Some writers have already established friendships and reader audiences in the hundreds, even thousands, under their regular profile pages, and don’t see a need for a separate page. This seems to work well for author friends who 1. don’t write under a pen name, or 2. write more general mainstream and/or non-erotic works.
Before my Like page was created, a regular page worked just peachy for me–until I started getting friend requests from kids, nieces, nephews…
It turned into a pain to manually type in names and block every under-ager from seeing a post announcing a new erotic book release under my pen name. And, not all of my friends and family were comfortable with what I write, either. So on my personal page, I’d have customize and type in about 20 names of people who might take offense at seeing my author updates.

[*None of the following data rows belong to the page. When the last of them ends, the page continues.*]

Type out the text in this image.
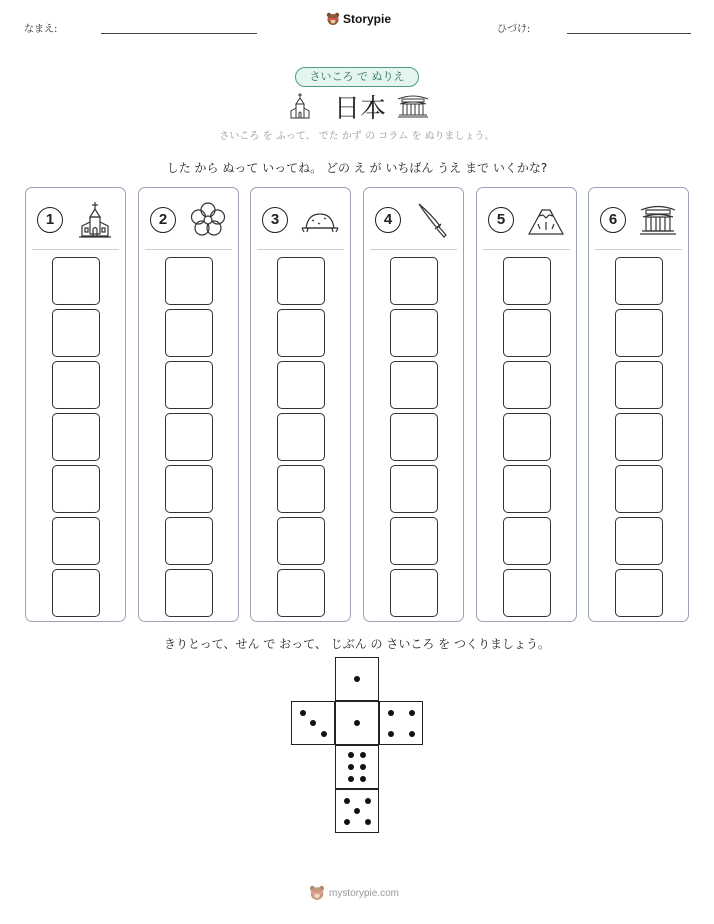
なまえ:
Storypie
ひづけ:
さいころ で ぬりえ
日本
さいころ を ふって、 でた かず の コラム を ぬりましょう。
した から ぬって いってね。 どの え が いちばん うえ まで いくかな?
1	2	3	4	5	6
きりとって、せん で おって、 じぶん の さいころ を つくりましょう。
mystorypie.com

Enter my Like page on Facebook. As I started tinkering around with it, I appreciated the differences between a Like page and a regular profile page. Suggesting the page to friends was also as easy as clicking a button.
You can also restrict certain countries, and age groups under 21, from viewing/finding your Like page. There’s also a Likes graph of sorts that I don’t pay attention to because I get a weekly summary e-mailed to me that breaks things down nicely.

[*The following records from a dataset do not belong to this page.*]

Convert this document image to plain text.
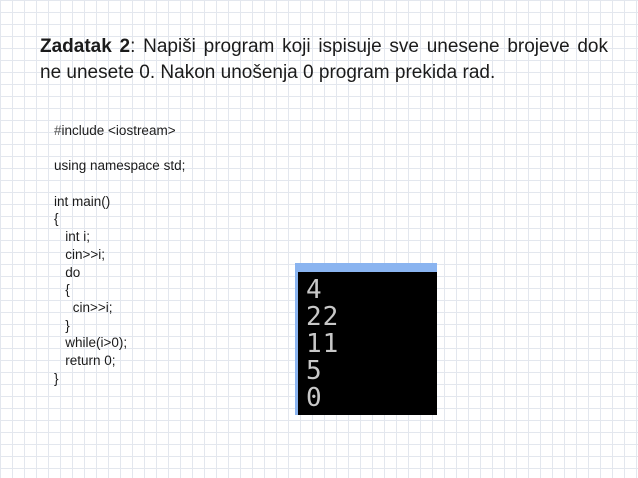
Zadatak 2: Napiši program koji ispisuje sve unesene brojeve dok ne unesete 0. Nakon unošenja 0 program prekida rad.

#include <iostream>
using namespace std;
int main()
{
int i;
cin>>i;
do
{
cin>>i;
}
while(i>0);
return 0;
}
4
22
11
5
0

Now, I’ve had writers tell me that the thought of starting up a Like/Fan page makes them feel awkward, even a bit self-serving or pretentious. The biggest reason for me to have one is that it makes it easy to focus on the right audience for my erotic romance fiction. And, I can post R-rated excerpts, photos and videos without someone getting all huffy about its content.
“Like” them or not, these pages can be a great tool to help you promote, interact and attract potential readers.